CZEKAM NA PROPOZYCJE !! :)
A i jakbyście już wymyślili fabułę to proszę o jakiś Tile !
Pamiętajcie też o nazwie gry ;) !!
________________________ W trakcie produkcji gry ,,Kalie'' ;]
Imie gł hero: Glebojad
Fabuła: Był sobie Glebojad, który jadł glebę i zbierał Tick-Tacki, rosnące w bakłażanach.
Nagle zobaczył piękną bakłażanice i się zakochał. Jednak rolnik, ją zabrał! Glebojad wyruszył w podróż szukać swojej ukochanej.
Imię głównego bohatera: Słoń z serem zamiast głowy, w skrócie SZSZG
Fabuła: Jest niewidoczna.

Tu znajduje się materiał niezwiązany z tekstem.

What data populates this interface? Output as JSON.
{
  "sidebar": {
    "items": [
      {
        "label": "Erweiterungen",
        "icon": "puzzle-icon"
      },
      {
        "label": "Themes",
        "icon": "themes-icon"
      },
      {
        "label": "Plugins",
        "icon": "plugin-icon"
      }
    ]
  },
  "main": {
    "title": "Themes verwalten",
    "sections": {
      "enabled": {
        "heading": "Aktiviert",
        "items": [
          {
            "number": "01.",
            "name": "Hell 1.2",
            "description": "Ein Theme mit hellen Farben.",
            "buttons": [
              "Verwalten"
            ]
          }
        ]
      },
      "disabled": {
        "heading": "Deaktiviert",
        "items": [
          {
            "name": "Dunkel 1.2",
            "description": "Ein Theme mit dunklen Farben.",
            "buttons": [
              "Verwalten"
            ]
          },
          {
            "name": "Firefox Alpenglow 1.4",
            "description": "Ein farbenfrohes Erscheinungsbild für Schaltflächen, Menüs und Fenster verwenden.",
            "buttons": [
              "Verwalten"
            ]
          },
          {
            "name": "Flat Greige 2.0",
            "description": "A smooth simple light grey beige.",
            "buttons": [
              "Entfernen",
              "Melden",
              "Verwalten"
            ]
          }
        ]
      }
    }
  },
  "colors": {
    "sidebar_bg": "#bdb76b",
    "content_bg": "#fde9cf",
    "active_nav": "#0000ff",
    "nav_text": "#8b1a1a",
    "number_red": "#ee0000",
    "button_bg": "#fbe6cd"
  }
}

Cała gra opiera się na narodowym języku SZSZG
czyli "AAAAA-AA". Oto ona:
"AAAA AAAA AAAAAAAAAA AAAAAAAA A A A A AAAAAAA AAAAAAAAA AAAAAAAAAAAAAAAA AAAAAAA A A A A A AAAAAAAAAAAAAAA AAAAAAAAAAAAAA AAAAAAAAAAAAAAAAAAAAAAAAAAAAAAAAAAAA AAAAAA AAA AAAA AAAAA A AA A A AAAA
AAAAAA A A A AAA A"
Jest krótka ale mocno wciąga.
Kiti1000, jeśli chcesz uniknąć kolejnym razem takich komentarzy typu wyżej wymienionych(nie dziwie im się) to zaprzestań pisać takich postów:)
Niektórzy mogą to odczytać jako prowokacje, a niektórzy jako żart, przez co będziesz potem nękana przez napalonych dzikusów(to nie ma na celu obrażenia kogokolwiek, ponieważ nie jest to zaadresowane pod niczyj adres)
Zaś wracając do tematu...
Wątpię, żeby ktoś podzielił się z tobą pomysłem. Bo tak naprawdę to on jest najcenniejszy, niezależnie od wykonania. Niektórzy mogą tego nie zrozumieć, ale to właśnie, jak już pisałem, to pomysł jest najcenniejszą rzeczą twórcy. Nie podam ci fabuły, ani postaci lub pomysłu, ale nie wygaszę posta. Może to oszczędzi niepotrzebnych postów dalej w co wątpię. Pozdrawiam
Jeżeli interesują cię wszelkie wypociny, to dobrze trafiłaś.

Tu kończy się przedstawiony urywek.